Thereafter using Windows Azure is a breeze. Clicking the Publish button will then push your site with all its dependencies into the cloud. For example, publishing your WordPress site would push all the files on your site into the cloud. It would also make sure the necessary PHP components are installed, and your MySQL database would then be pushed into Azure’s MySQL hosting.
Working in WebMatrix
While WebMatrix isn’t as full-featured as Visual Studio IDE, the differences won’t matter for most simple applications. The following rundown of WebMatrix features aims to illustrate the key differences between the tools.
- Importantly, WebMatrix has an extensibility model. Its extensions are its own so there aren’t that many of them, but the number is growing. This mechanism will help developers overcome the problems created by the missing features.

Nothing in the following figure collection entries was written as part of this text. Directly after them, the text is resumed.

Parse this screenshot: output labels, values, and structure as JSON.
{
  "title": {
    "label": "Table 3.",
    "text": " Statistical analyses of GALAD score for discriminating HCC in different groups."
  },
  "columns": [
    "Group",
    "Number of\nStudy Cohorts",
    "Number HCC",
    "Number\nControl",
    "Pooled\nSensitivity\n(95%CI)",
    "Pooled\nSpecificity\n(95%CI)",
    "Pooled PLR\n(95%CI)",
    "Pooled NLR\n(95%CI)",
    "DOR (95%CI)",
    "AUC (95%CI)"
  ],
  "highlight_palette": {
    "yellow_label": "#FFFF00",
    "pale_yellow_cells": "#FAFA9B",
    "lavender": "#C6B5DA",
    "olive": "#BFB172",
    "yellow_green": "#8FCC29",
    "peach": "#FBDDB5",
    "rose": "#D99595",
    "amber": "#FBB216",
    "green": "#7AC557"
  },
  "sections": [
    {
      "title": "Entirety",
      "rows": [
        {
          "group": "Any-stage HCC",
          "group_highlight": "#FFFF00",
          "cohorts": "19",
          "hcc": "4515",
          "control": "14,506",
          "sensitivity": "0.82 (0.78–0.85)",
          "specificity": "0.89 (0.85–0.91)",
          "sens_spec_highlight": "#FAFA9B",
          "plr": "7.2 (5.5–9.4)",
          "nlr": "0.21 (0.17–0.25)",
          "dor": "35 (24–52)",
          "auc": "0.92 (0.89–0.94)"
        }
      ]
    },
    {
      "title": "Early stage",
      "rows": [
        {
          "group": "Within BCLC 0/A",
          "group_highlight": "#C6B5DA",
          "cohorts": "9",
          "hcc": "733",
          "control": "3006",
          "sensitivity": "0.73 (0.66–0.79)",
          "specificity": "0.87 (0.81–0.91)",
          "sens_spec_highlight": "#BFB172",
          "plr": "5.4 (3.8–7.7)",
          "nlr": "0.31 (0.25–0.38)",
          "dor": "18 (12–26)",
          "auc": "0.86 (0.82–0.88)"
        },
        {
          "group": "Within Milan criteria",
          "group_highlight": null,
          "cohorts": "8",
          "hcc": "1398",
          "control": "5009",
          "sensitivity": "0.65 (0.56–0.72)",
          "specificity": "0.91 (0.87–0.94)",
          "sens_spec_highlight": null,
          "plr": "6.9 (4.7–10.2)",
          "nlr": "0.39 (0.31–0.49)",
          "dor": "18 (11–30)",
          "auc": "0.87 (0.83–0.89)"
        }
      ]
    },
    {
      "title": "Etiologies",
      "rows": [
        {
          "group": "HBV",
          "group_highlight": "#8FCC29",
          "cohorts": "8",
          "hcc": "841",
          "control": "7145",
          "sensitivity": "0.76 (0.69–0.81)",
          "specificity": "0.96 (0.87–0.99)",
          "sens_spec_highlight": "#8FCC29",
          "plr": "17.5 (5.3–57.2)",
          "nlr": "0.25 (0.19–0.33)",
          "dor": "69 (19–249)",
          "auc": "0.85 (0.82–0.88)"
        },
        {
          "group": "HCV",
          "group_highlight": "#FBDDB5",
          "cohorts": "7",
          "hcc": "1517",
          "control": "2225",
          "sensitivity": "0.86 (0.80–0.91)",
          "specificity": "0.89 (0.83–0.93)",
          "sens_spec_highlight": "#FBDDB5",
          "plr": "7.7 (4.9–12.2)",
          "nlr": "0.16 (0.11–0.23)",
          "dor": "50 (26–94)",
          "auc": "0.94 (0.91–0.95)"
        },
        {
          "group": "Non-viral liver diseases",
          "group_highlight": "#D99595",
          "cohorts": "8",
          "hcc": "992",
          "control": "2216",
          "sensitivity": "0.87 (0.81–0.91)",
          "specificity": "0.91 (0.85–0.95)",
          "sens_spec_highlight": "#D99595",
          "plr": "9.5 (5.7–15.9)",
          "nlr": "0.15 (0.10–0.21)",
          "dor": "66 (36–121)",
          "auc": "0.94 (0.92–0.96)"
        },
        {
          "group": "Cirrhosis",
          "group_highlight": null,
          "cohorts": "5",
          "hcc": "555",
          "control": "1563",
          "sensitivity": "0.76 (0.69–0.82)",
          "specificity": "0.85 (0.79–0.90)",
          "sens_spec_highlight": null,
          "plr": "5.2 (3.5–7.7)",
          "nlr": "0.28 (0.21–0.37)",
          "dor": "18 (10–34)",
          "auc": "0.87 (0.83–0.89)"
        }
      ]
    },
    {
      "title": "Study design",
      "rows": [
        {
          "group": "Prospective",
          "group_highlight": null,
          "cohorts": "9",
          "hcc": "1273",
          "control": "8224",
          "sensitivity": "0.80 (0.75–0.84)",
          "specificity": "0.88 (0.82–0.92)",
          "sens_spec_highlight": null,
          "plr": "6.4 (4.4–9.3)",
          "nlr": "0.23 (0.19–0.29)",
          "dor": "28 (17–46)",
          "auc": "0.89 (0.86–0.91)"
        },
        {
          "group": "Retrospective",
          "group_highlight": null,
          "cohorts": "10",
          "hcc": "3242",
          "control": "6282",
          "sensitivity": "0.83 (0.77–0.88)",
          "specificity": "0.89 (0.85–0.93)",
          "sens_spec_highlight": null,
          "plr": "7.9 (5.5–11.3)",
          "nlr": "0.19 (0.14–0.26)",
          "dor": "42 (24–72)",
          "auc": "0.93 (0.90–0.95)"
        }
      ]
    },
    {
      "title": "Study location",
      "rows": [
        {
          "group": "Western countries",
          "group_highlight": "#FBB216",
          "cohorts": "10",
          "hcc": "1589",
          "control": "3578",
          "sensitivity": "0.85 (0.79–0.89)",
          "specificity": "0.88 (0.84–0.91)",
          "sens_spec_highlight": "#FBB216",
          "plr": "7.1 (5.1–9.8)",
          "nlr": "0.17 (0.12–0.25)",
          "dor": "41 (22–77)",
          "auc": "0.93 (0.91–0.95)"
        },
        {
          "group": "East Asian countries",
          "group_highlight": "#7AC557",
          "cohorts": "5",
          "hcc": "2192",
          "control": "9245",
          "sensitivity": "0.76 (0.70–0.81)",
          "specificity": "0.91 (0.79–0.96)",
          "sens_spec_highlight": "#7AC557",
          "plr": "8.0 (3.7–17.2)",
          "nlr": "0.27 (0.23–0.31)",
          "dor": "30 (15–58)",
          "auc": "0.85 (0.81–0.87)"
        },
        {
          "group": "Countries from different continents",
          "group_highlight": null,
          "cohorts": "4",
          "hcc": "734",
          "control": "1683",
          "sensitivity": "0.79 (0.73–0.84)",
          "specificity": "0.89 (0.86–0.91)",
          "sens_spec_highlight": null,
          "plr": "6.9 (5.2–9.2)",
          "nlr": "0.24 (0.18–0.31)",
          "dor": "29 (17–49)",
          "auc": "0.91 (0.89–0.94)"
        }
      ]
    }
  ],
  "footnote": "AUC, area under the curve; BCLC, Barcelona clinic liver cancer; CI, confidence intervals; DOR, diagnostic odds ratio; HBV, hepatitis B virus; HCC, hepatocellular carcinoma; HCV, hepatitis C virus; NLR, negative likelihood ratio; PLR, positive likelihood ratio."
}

- Almost all actions in the UI are linked to tutorials on Microsoft site and Pluralsight videos guiding the user. The Pluralsight videos are of the typical good quality, and are available for free.
- The code editor has VS-like features such as IntelliSense, but lacks others such as snippets and refactorings. Overall, it is a sufficient experience for simple development.
- With ASP.NET, lack of compilation means you have to organize your shared code into the App_Code directory. Of course, there’s nothing stopping you from using whatever assemblies or NuGet packages you lay your hands on.
- With PHP and Node.js, lack of compilation is of course a non-issue. For these languages WebMatrix is just a quite decent syntax-highlighting and IntelliSense-complete editor.
- WebMatrix embraces modern supporting web technologies to an extent – actually farther than Visual Studio. For example, TypeScript gets syntax highlighting natively and you can get compilation through a separate extension. Also, CoffeeScript, LESS and Sass are supported and compiled by a separate plugin.
- WebMatrix has a built-in editor for manipulating the schema and contents of MySQL and SQL Server databases. For SQL Server, the Compact model .sdf files are supported (and used by default).
- Git and TFS source control is natively supported within the IDE, but you can use anything you want. Note that both these are shipped as plugins (although installed by default), enabling fast upgrade cycles – and of course, addition of other SCM integrations.
- The editor can check the web site for typical errors such as missing meta fields, broken links and such. Additionally, WebMatrix provides an easy UI to test the site in any browsers you have installed on your computer. Through plugins you can also use various mobile device emulators and BrowserStack, the cloud-based multibrowser testing environment.
- Once deployed, you can employ “Remove view” to edit files on the production site without specifically downloading them to your computer. This enables quick fixes and edits right there in the production, without going through the full publishing process (not that it would take more than thirty seconds either).
- Within ASP.NET, you can leverage the ASP.NET Web Helpers NuGet package, which enables several easy-to-use shortcuts for various common tasks.These helpers are not technically bound to WebMatrix, but to the non-compiling web pages development model.
WebMatrix has matured to the point of being very useful for non-professional web developers trying to whip up quick web sites. It is also technologically solid enough to be useful for professionals for quick mockups and technology tests.
While WebMatrix does not really promote best development practices (inline code and remote editing are the foremost examples of problematic paradigms), it does provide excellent productivity for simple scenarios.
For really specific areas of repetitive development, web professionals might be able to unload some of their work to others by creating templates, NuGet packages or even local extensions that enable some hardcore business users to create and maintain simple sites.
Although WebMatrix is still far from complete, most obvious annoyances (to a pro developer anyway) are actually differences from Visual Studio – a valid approach, but not a real concern for the main target audience.